The high court decided Tuesday to overturn parts of a lower courtthat had limited a patent's scope. Many inventors, including those who work with tech products, feared the lower court ruling would allow copycats to rip off their products by making only minor changes.
In Tuesday's ruling in Festo v. Shoketsu Kinzoku Koygo Kabushiki, the high court gave more ammunition to patent holders by allowing them to exert a legal theory known as the "doctrine of equivalents" in certain cases.
Under the doctrine, a patent owner can assert rights that go beyond the scope of an original claim if the product performed an equivalent function. For example, if a patent owner had rights to a product that contained a copper wire, another company would not be allowed to market a product with an aluminum wire that performed the same function.

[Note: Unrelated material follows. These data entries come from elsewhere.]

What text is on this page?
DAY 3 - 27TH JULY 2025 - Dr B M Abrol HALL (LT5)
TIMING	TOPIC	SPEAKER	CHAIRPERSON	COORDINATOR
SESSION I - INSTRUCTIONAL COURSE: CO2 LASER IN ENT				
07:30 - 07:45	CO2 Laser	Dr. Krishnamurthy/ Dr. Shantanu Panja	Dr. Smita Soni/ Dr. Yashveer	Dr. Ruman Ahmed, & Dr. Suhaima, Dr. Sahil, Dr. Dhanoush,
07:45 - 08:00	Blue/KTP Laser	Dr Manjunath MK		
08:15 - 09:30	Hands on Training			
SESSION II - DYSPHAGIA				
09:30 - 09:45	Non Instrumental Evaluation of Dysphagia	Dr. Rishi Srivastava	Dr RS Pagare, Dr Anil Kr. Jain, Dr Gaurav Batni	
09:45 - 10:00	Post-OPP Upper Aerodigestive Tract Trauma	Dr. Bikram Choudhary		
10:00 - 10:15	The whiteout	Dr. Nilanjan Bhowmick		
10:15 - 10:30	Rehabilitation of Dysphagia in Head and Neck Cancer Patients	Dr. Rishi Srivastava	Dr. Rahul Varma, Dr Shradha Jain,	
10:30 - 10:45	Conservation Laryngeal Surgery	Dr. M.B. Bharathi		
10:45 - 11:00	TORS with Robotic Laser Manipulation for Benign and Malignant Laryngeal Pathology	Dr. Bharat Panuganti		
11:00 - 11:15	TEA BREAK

The unanimous Supreme Court ruling overturned a lower court decision that said the doctrine could never be applied to later changes a patent owner made to the application. The high court said patentees who made later changes to their applications could still invoke the doctrine to protect their patents in certain, specific cases.
Legal experts said the ruling trims the Festo decision but does not eliminate worries about copycatting.
"Although the draconian effect of Festo has been somewhat watered down, it's still a high penalty to patent holders if they don't draft patent applications correctly," said Richard Gervase, a lawyer with the intellectual property group of Mintz Levin Cohn Ferris Glovsky and Popeo.
The case started when robotics and automation system maker Festo sued Shoketsu Kinzoku Koygo Kabushiki, claiming the company infringed its patents on robotic arms parts.
On Tuesday, the Supreme Court also sent the case back to the lower court so it could apply the higher court's ruling to the Festo dispute.